Une des infrastructures les plus stratégiques pour réaliser tout transport combiné est le terminal intermodal : dans ce numéro de la Combilettre, nous vous proposons un tableau des terminaux en France et des éléments de réflexion sur leur avenir, à l’heure de la stratégie nationale de triplement du combiné et du verdissement accéléré des supply chains.

Un terminal intermodal… comment ça marche ?
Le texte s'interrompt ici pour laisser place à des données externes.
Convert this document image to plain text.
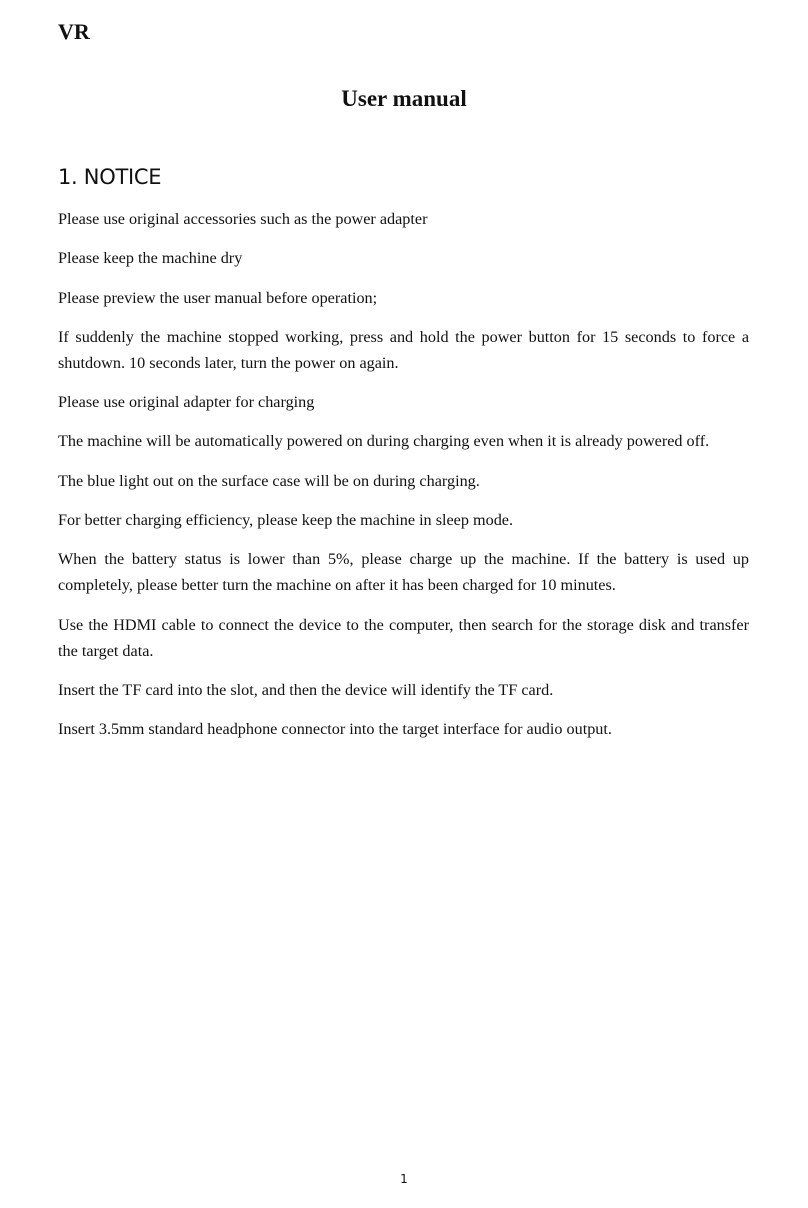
VR
User manual
1. NOTICE
Please use original accessories such as the power adapter
Please keep the machine dry
Please preview the user manual before operation;
If suddenly the machine stopped working, press and hold the power button for 15 seconds to force a shutdown. 10 seconds later, turn the power on again.
Please use original adapter for charging
The machine will be automatically powered on during charging even when it is already powered off.
The blue light out on the surface case will be on during charging.
For better charging efficiency, please keep the machine in sleep mode.
When the battery status is lower than 5%, please charge up the machine. If the battery is used up completely, please better turn the machine on after it has been charged for 10 minutes.
Use the HDMI cable to connect the device to the computer, then search for the storage disk and transfer the target data.
Insert the TF card into the slot, and then the device will identify the TF card.
Insert 3.5mm standard headphone connector into the target interface for audio output.
1
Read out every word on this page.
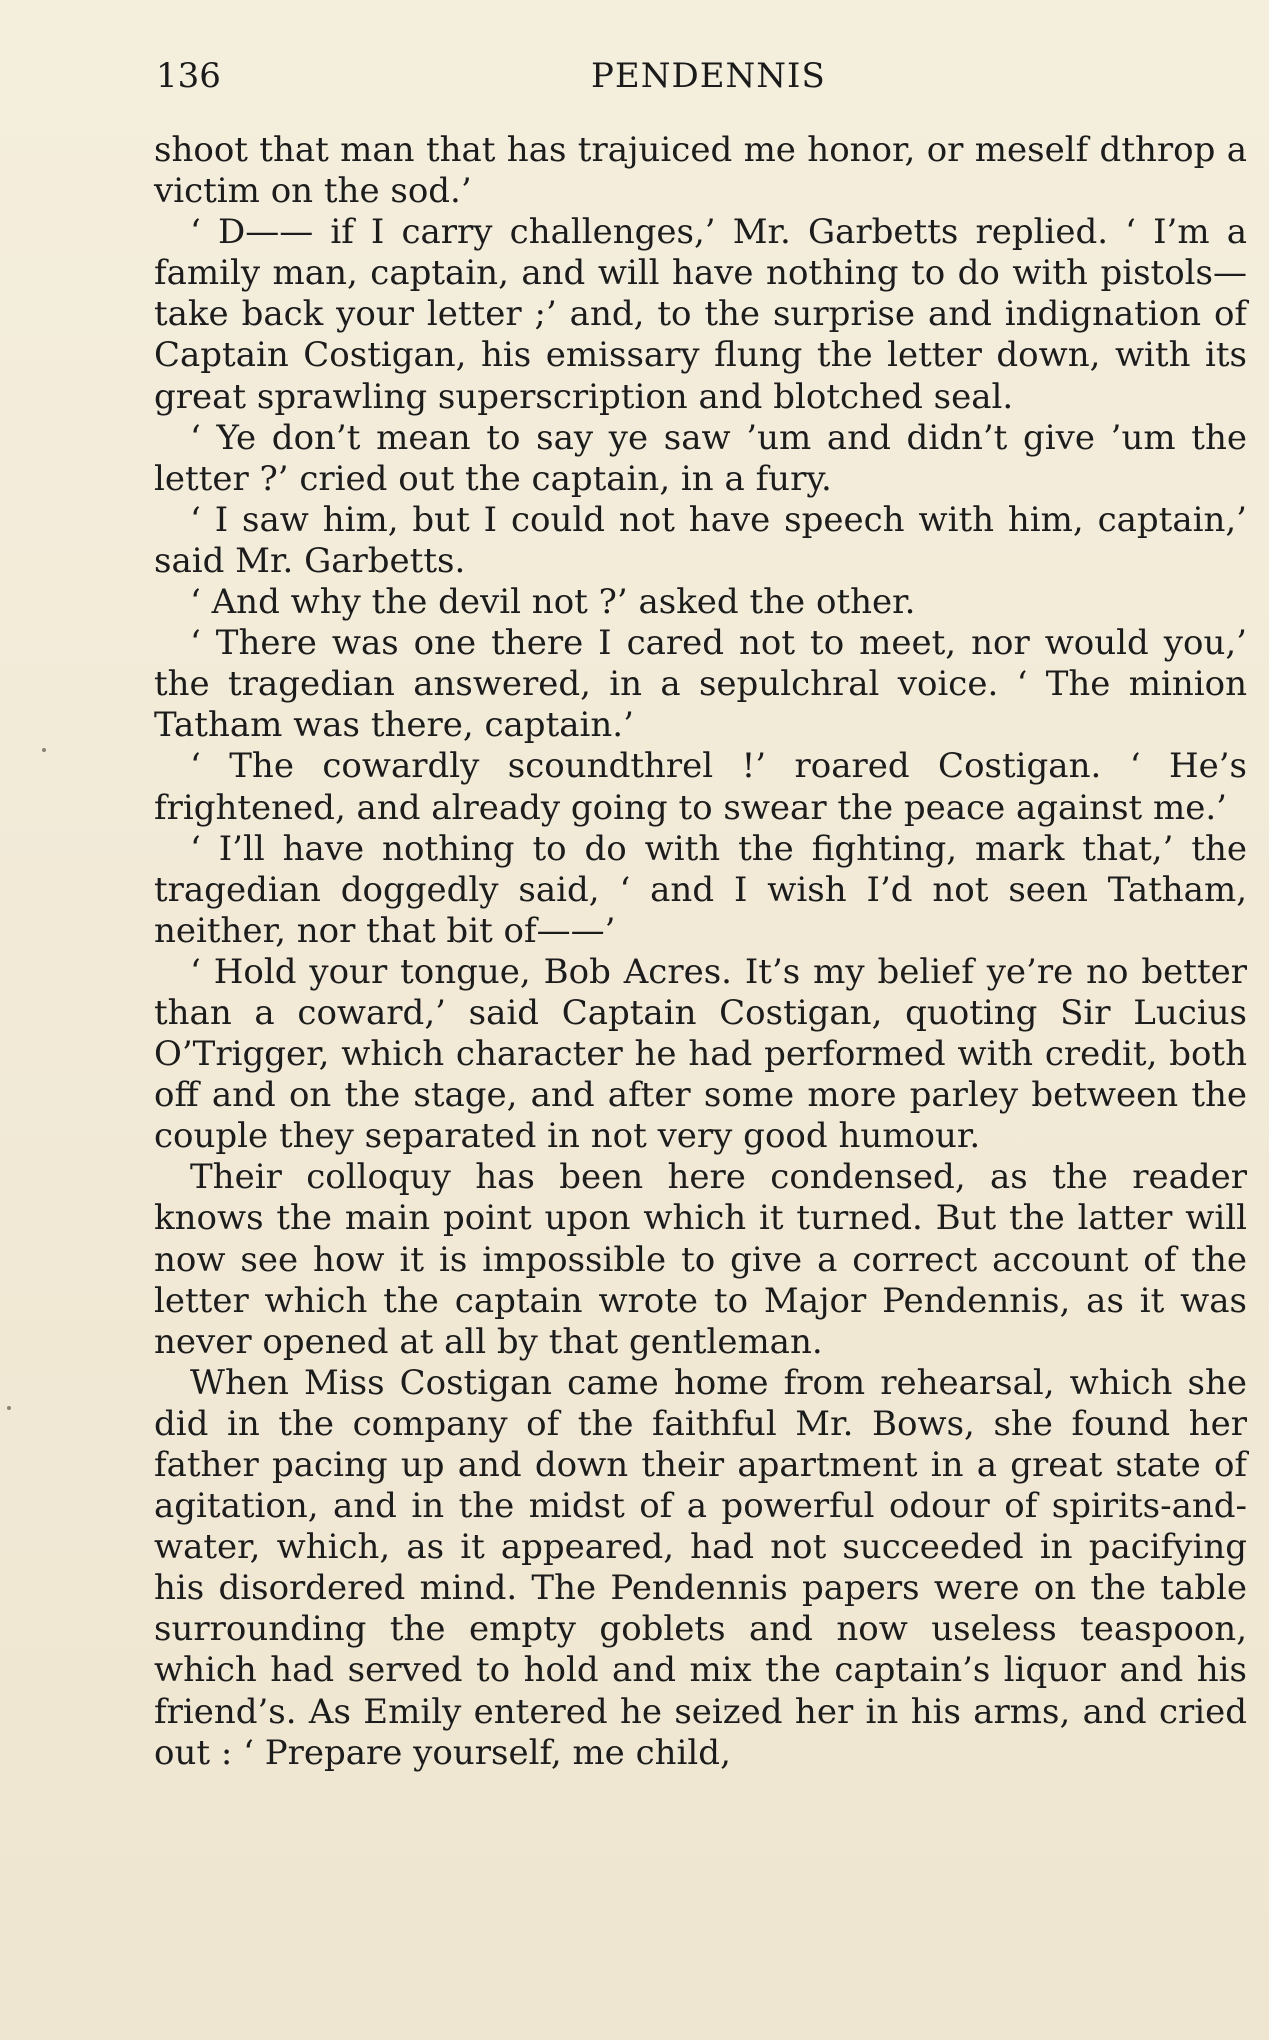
136	PENDENNIS

shoot that man that has trajuiced me honor, or meself dthrop a victim on the sod.’

‘ D—— if I carry challenges,’ Mr. Garbetts replied. ‘ I’m a family man, captain, and will have nothing to do with pistols—take back your letter ;’ and, to the surprise and indignation of Captain Costigan, his emissary flung the letter down, with its great sprawling superscription and blotched seal.

‘ Ye don’t mean to say ye saw ’um and didn’t give ’um the letter ?’ cried out the captain, in a fury.

‘ I saw him, but I could not have speech with him, captain,’ said Mr. Garbetts.

‘ And why the devil not ?’ asked the other.

‘ There was one there I cared not to meet, nor would you,’ the tragedian answered, in a sepulchral voice. ‘ The minion Tatham was there, captain.’

‘ The cowardly scoundthrel !’ roared Costigan. ‘ He’s frightened, and already going to swear the peace against me.’

‘ I’ll have nothing to do with the fighting, mark that,’ the tragedian doggedly said, ‘ and I wish I’d not seen Tatham, neither, nor that bit of——’

‘ Hold your tongue, Bob Acres. It’s my belief ye’re no better than a coward,’ said Captain Costigan, quoting Sir Lucius O’Trigger, which character he had performed with credit, both off and on the stage, and after some more parley between the couple they separated in not very good humour.

Their colloquy has been here condensed, as the reader knows the main point upon which it turned. But the latter will now see how it is impossible to give a correct account of the letter which the captain wrote to Major Pendennis, as it was never opened at all by that gentleman.

When Miss Costigan came home from rehearsal, which she did in the company of the faithful Mr. Bows, she found her father pacing up and down their apartment in a great state of agitation, and in the midst of a powerful odour of spirits-and-water, which, as it appeared, had not succeeded in pacifying his disordered mind. The Pendennis papers were on the table surrounding the empty goblets and now useless teaspoon, which had served to hold and mix the captain’s liquor and his friend’s. As Emily entered he seized her in his arms, and cried out : ‘ Prepare yourself, me child,
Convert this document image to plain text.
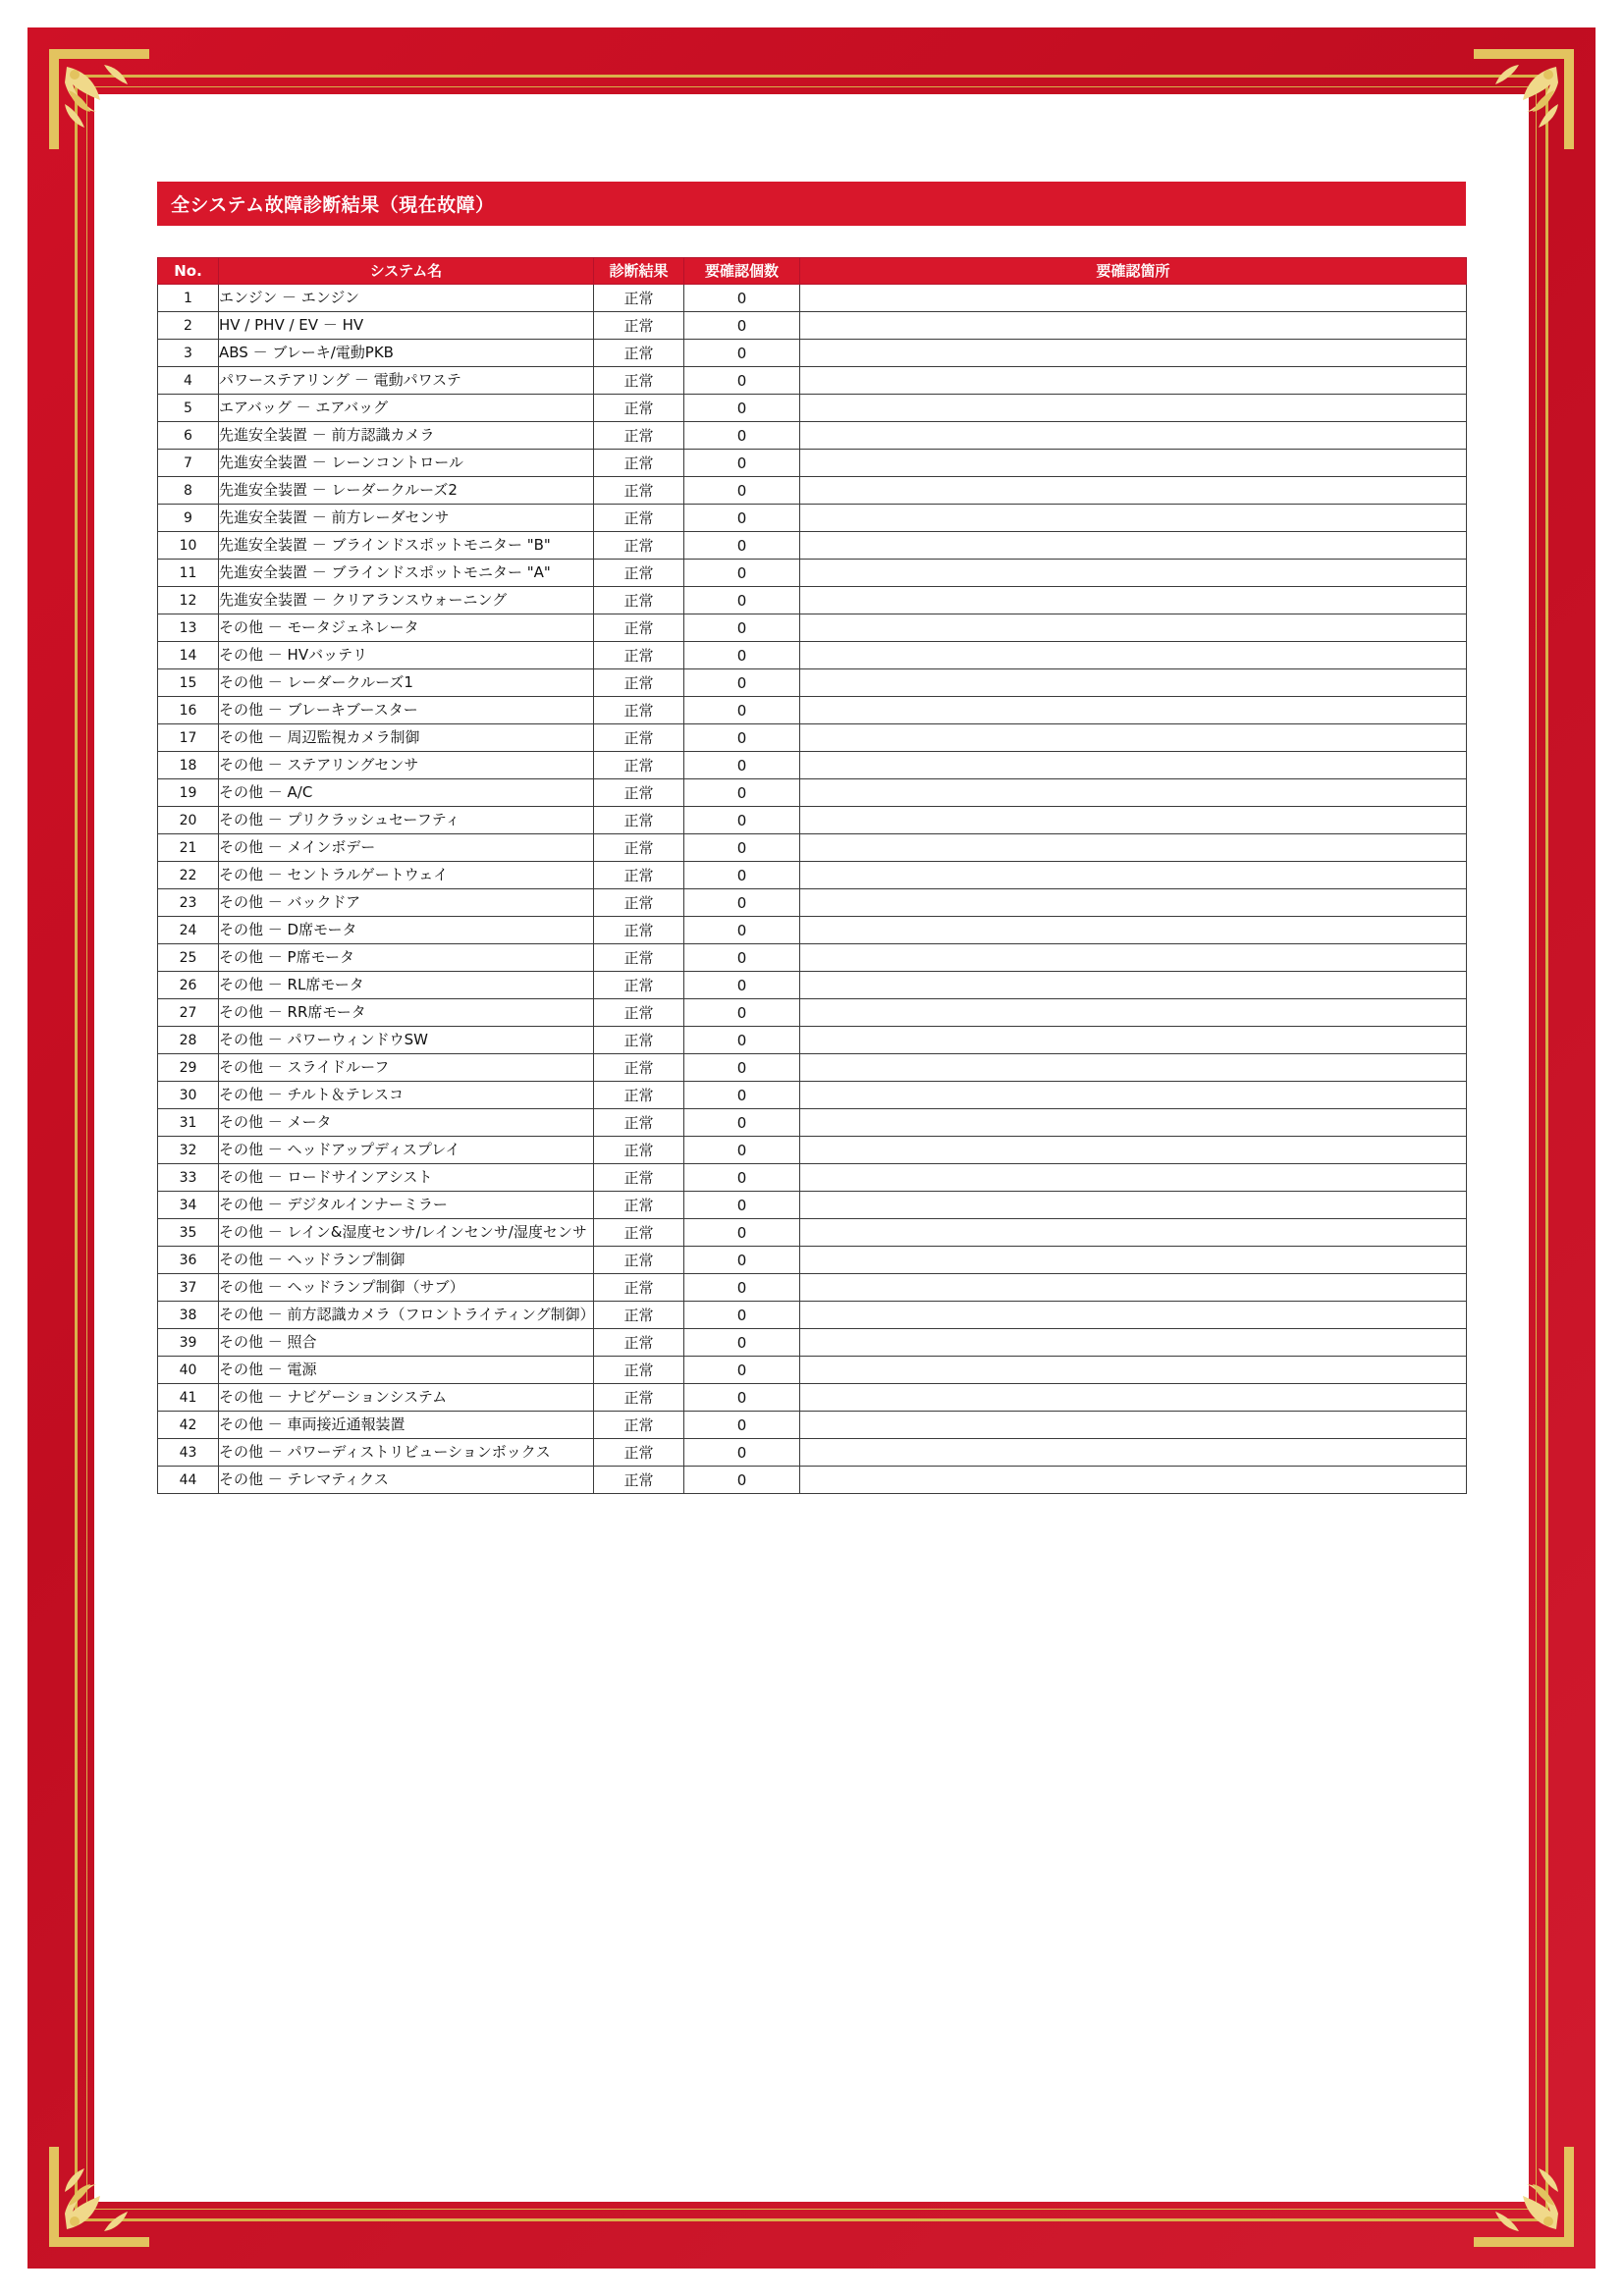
全システム故障診断結果（現在故障）
No.	システム名	診断結果	要確認個数	要確認箇所
1	エンジン － エンジン	正常	0	
2	HV / PHV / EV － HV	正常	0	
3	ABS － ブレーキ/電動PKB	正常	0	
4	パワーステアリング － 電動パワステ	正常	0	
5	エアバッグ － エアバッグ	正常	0	
6	先進安全装置 － 前方認識カメラ	正常	0	
7	先進安全装置 － レーンコントロール	正常	0	
8	先進安全装置 － レーダークルーズ2	正常	0	
9	先進安全装置 － 前方レーダセンサ	正常	0	
10	先進安全装置 － ブラインドスポットモニター "B"	正常	0	
11	先進安全装置 － ブラインドスポットモニター "A"	正常	0	
12	先進安全装置 － クリアランスウォーニング	正常	0	
13	その他 － モータジェネレータ	正常	0	
14	その他 － HVバッテリ	正常	0	
15	その他 － レーダークルーズ1	正常	0	
16	その他 － ブレーキブースター	正常	0	
17	その他 － 周辺監視カメラ制御	正常	0	
18	その他 － ステアリングセンサ	正常	0	
19	その他 － A/C	正常	0	
20	その他 － プリクラッシュセーフティ	正常	0	
21	その他 － メインボデー	正常	0	
22	その他 － セントラルゲートウェイ	正常	0	
23	その他 － バックドア	正常	0	
24	その他 － D席モータ	正常	0	
25	その他 － P席モータ	正常	0	
26	その他 － RL席モータ	正常	0	
27	その他 － RR席モータ	正常	0	
28	その他 － パワーウィンドウSW	正常	0	
29	その他 － スライドルーフ	正常	0	
30	その他 － チルト＆テレスコ	正常	0	
31	その他 － メータ	正常	0	
32	その他 － ヘッドアップディスプレイ	正常	0	
33	その他 － ロードサインアシスト	正常	0	
34	その他 － デジタルインナーミラー	正常	0	
35	その他 － レイン&湿度センサ/レインセンサ/湿度センサ	正常	0	
36	その他 － ヘッドランプ制御	正常	0	
37	その他 － ヘッドランプ制御（サブ）	正常	0	
38	その他 － 前方認識カメラ（フロントライティング制御）	正常	0	
39	その他 － 照合	正常	0	
40	その他 － 電源	正常	0	
41	その他 － ナビゲーションシステム	正常	0	
42	その他 － 車両接近通報装置	正常	0	
43	その他 － パワーディストリビューションボックス	正常	0	
44	その他 － テレマティクス	正常	0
Fondamentalement, un terminal intermodal est un site où s’effectue la fonction vitale de transfert, entre modes de transport, des UTI contenant les marchandises. Le transfert peut y être assuré du camion au train ou vice-versa (c’est alors un terminal rail-route), ou bien du camion à la barge fluviale ou vice-versa (c’est alors un terminal fleuve-route). Le transfert des UTI est réalisé par manutention, au moyen d’engins spécialisés fixes ou mobiles (portiques ou autogrues). Le schéma ci-dessous (source : Ministère de la Transition écologique) indique cette fonction fondamentale de transfert des terminaux, par différence avec un transport de marchandises tout routier.

Souvent, d’autres services connexes sont assurés sur les terminaux : gardiennage, stockage ou réparation d’UTI, accueil des camions et opérations administratives, composition des trains…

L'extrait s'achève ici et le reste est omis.